Operational definition

Event: mothers who first gave birth until the 2019 EDHS data collection end date. Censored: women who did not first give birth until the 2019 EDHS data collection date. Time to first birth: age of the mother in years when she first gave birth (42).

Data processing and analysis

STATA version 17 software was used to extract data from the EDHS 2019 individual (women) record folder. The data were coded, cleaned, and edited. Listing and sorting were carried out to find any missing values. Descriptive statistics were analyzed and presented in terms of frequency and percentage. Age at first birth is calculated as the age difference between the mother and her oldest child. A Kaplan–Meier survivor curve was used to determine the time (years) of first childbirth. A log-rank test was computed to compare the difference in survival curves between categories of variables. A Shenfield residual was fitted and computed to test the assumption of the Cox proportional hazard. Akaike information criteria (AIC) and Bayesian information criteria (BIC) were calculated to select the appropriate survival model for the data.
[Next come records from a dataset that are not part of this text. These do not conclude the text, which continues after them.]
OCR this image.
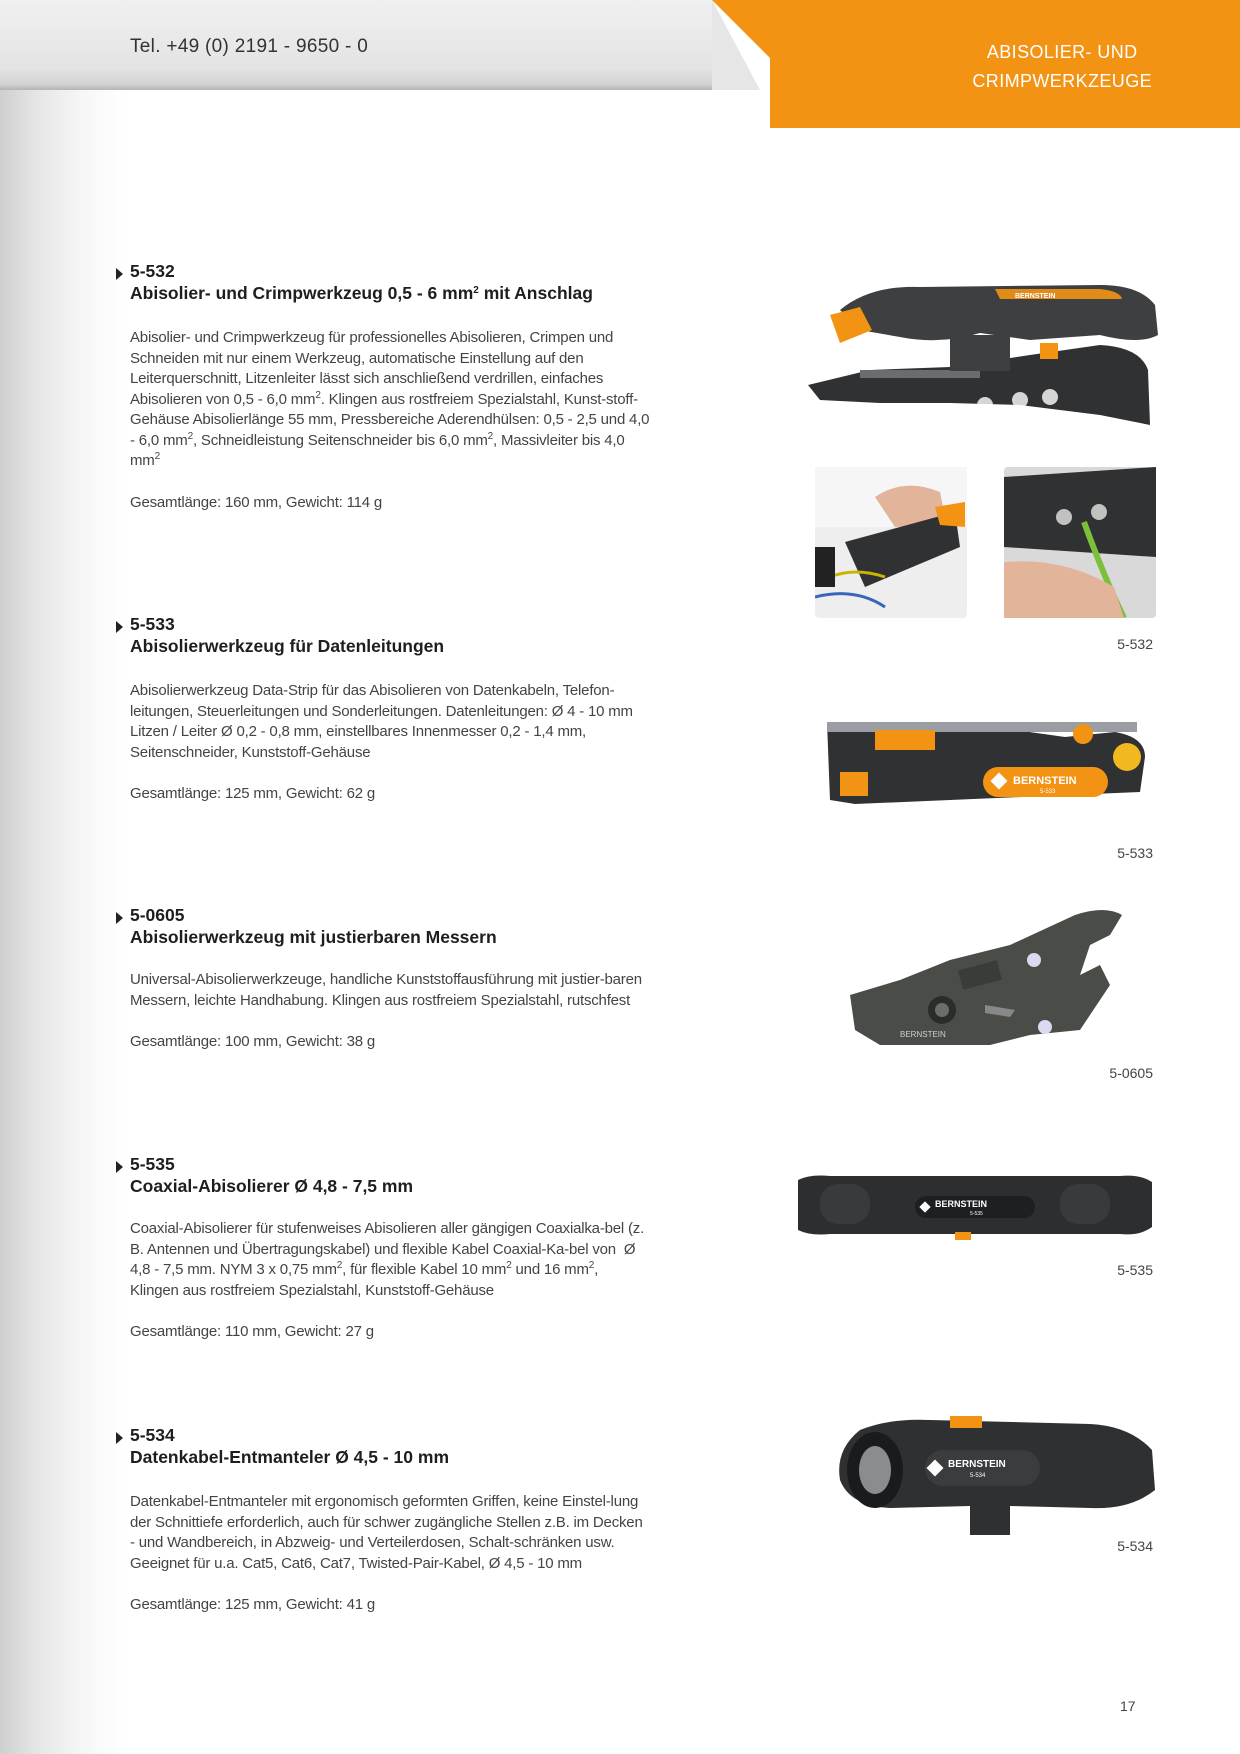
Tel. +49 (0) 2191 - 9650 - 0	ABISOLIER- UND
CRIMPWERKZEUGE
5-532
Abisolier- und Crimpwerkzeug 0,5 - 6 $mm^2$ mit Anschlag
Abisolier- und Crimpwerkzeug für professionelles Abisolieren, Crimpen und Schneiden mit nur einem Werkzeug, automatische Einstellung auf den Leiterquerschnitt, Litzenleiter lässt sich anschließend verdrillen, einfaches Abisolieren von 0,5 - 6,0 $mm^2$. Klingen aus rostfreiem Spezialstahl, Kunst-stoff-Gehäuse Abisolierlänge 55 mm, Pressbereiche Aderendhülsen: 0,5 - 2,5 und 4,0 - 6,0 $mm^2$, Schneidleistung Seitenschneider bis 6,0 $mm^2$, Massivleiter bis 4,0 $mm^2$
Gesamtlänge: 160 mm, Gewicht: 114 g
5-533
Abisolierwerkzeug für Datenleitungen
Abisolierwerkzeug Data-Strip für das Abisolieren von Datenkabeln, Telefon-leitungen, Steuerleitungen und Sonderleitungen. Datenleitungen: Ø 4 - 10 mm Litzen / Leiter Ø 0,2 - 0,8 mm, einstellbares Innenmesser 0,2 - 1,4 mm, Seitenschneider, Kunststoff-Gehäuse
Gesamtlänge: 125 mm, Gewicht: 62 g
5-0605
Abisolierwerkzeug mit justierbaren Messern
Universal-Abisolierwerkzeuge, handliche Kunststoffausführung mit justier-baren Messern, leichte Handhabung. Klingen aus rostfreiem Spezialstahl, rutschfest
Gesamtlänge: 100 mm, Gewicht: 38 g
5-535
Coaxial-Abisolierer Ø 4,8 - 7,5 mm
Coaxial-Abisolierer für stufenweises Abisolieren aller gängigen Coaxialka-bel (z. B. Antennen und Übertragungskabel) und flexible Kabel Coaxial-Ka-bel von  Ø 4,8 - 7,5 mm. NYM 3 x 0,75 $mm^2$, für flexible Kabel 10 $mm^2$ und 16 $mm^2$, Klingen aus rostfreiem Spezialstahl, Kunststoff-Gehäuse
Gesamtlänge: 110 mm, Gewicht: 27 g
5-534
Datenkabel-Entmanteler Ø 4,5 - 10 mm
Datenkabel-Entmanteler mit ergonomisch geformten Griffen, keine Einstel-lung der Schnittiefe erforderlich, auch für schwer zugängliche Stellen z.B. im Decken - und Wandbereich, in Abzweig- und Verteilerdosen, Schalt-schränken usw. Geeignet für u.a. Cat5, Cat6, Cat7, Twisted-Pair-Kabel, Ø 4,5 - 10 mm
Gesamtlänge: 125 mm, Gewicht: 41 g
BERNSTEIN
BERNSTEIN
5-533
BERNSTEIN
BERNSTEIN
5-535
BERNSTEIN
5-534
5-532
5-533
5-0605
5-535
5-534
17
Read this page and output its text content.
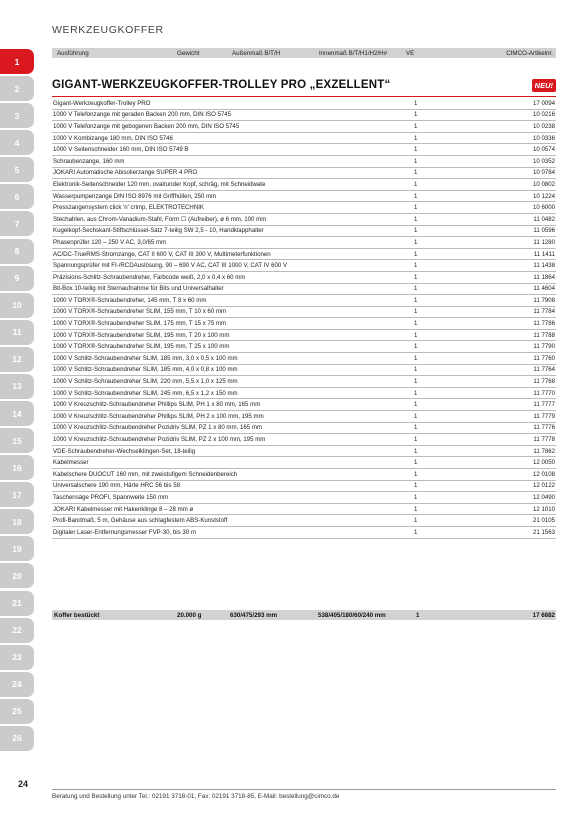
WERKZEUGKOFFER
1
2
3
4
5
6
7
8
9
10
11
12
13
14
15
16
17
18
19
20
21
22
23
24
25
26
Ausführung	Gewicht	Außenmaß B/T/H	Innenmaß B/T/H1/H2/H#	VE	CIMCO-Artikelnr.
GIGANT-WERKZEUGKOFFER-TROLLEY PRO „EXZELLENT“	NEU!
Gigant-Werkzeugkoffer-Trolley PRO	1	17 0094
1000 V Telefonzange mit geraden Backen 200 mm, DIN ISO 5745	1	10 0216
1000 V Telefonzange mit gebogenen Backen 200 mm, DIN ISO 5745	1	10 0238
1000 V Kombizange 180 mm, DIN ISO 5746	1	10 0336
1000 V Seitenschneider 160 mm, DIN ISO 5749 B	1	10 0574
Schraubenzange, 160 mm	1	10 0352
JOKARI Automatische Abisolierzange SUPER 4 PRO	1	10 0784
Elektronik-Seitenschneider 120 mm, ovalrunder Kopf, schräg, mit Schneidwate	1	10 0802
Wasserpumpenzange DIN ISO 8976 mit Griffhüllen, 250 mm	1	10 1224
Presszangensystem click 'n' crimp, ELEKTROTECHNIK	1	10 6000
Stechahlen, aus Chrom-Vanadium-Stahl, Form ☐ (Aufreiber), ø 6 mm, 100 mm	1	11 0482
Kugelkopf-Sechskant-Stiftschlüssel-Satz 7-teilig SW 2,5 - 10, Handklapphalter	1	11 0596
Phasenprüfer 120 – 250 V AC, 3,0/65 mm	1	11 1280
AC/DC-TrueRMS-Stromzange, CAT II 600 V, CAT III 300 V, Multimeterfunktionen	1	11 1411
Spannungsprüfer mit FI-/RCDAuslösung, 90 – 690 V AC, CAT III 1000 V, CAT IV 600 V	1	11 1438
Präzisions-Schlitz-Schraubendreher, Farbcode weiß, 2,0 x 0,4 x 60 mm	1	11 1864
Bit-Box 10-teilig mit Sternaufnahme für Bits und Universalhalter	1	11 4604
1000 V TORX®-Schraubendreher, 145 mm, T 8 x 60 mm	1	11 7908
1000 V TORX®-Schraubendreher SLIM, 155 mm, T 10 x 60 mm	1	11 7784
1000 V TORX®-Schraubendreher SLIM, 175 mm, T 15 x 75 mm	1	11 7786
1000 V TORX®-Schraubendreher SLIM, 195 mm, T 20 x 100 mm	1	11 7788
1000 V TORX®-Schraubendreher SLIM, 195 mm, T 25 x 100 mm	1	11 7790
1000 V Schlitz-Schraubendreher SLIM, 185 mm, 3,0 x 0,5 x 100 mm	1	11 7760
1000 V Schlitz-Schraubendreher SLIM, 185 mm, 4,0 x 0,8 x 100 mm	1	11 7764
1000 V Schlitz-Schraubendreher SLIM, 220 mm, 5,5 x 1,0 x 125 mm	1	11 7768
1000 V Schlitz-Schraubendreher SLIM, 245 mm, 6,5 x 1,2 x 150 mm	1	11 7770
1000 V Kreuzschlitz-Schraubendreher Phillips SLIM, PH 1 x 80 mm, 165 mm	1	11 7777
1000 V Kreuzschlitz-Schraubendreher Phillips SLIM, PH 2 x 100 mm, 195 mm	1	11 7779
1000 V Kreuzschlitz-Schraubendreher Pozidriv SLIM, PZ 1 x 80 mm, 165 mm	1	11 7776
1000 V Kreuzschlitz-Schraubendreher Pozidriv SLIM, PZ 2 x 100 mm, 195 mm	1	11 7778
VDE-Schraubendreher-Wechselklingen-Set, 18-teilig	1	11 7862
Kabelmesser	1	12 0050
Kabelschere DUOCUT 160 mm, mit zweistufigem Schneidenbereich	1	12 0108
Universalschere 190 mm, Härte HRC 56 bis 58	1	12 0122
Taschensäge PROFI, Spannweite 150 mm	1	12 0490
JOKARI Kabelmesser mit Hakenklinge 8 – 28 mm ø	1	12 1010
Profi-Bandmaß, 5 m, Gehäuse aus schlagfestem ABS-Kunststoff	1	21 0105
Digitaler Laser-Entfernungsmesser FVP-30, bis 30 m	1	21 1563
Koffer bestückt	20.000 g	630/475/293 mm	538/405/180/60/240 mm	1	17 6882
24
Beratung und Bestellung unter Tel.: 02191 3718-01, Fax: 02191 3718-85, E-Mail: bestellung@cimco.de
Multicollinearity was checked before running the selected survival model. A VIF above 4 or tolerance below 0.25 indicated that multicollinearity might exist (43). In this study, the maximum VIF was 2.30 with a mean VIF of 1.54 and the minimum tolerance value was 0.43. Thus, there was no multicollinearity between covariates. Variables with a p ≤ 0.25 in the bivariate analysis were fitted and included in the multivariable Weibull accelerated failure time (AFT) model. In the multivariable analysis, variables with a p ≤ 0.05 were considered statically significant.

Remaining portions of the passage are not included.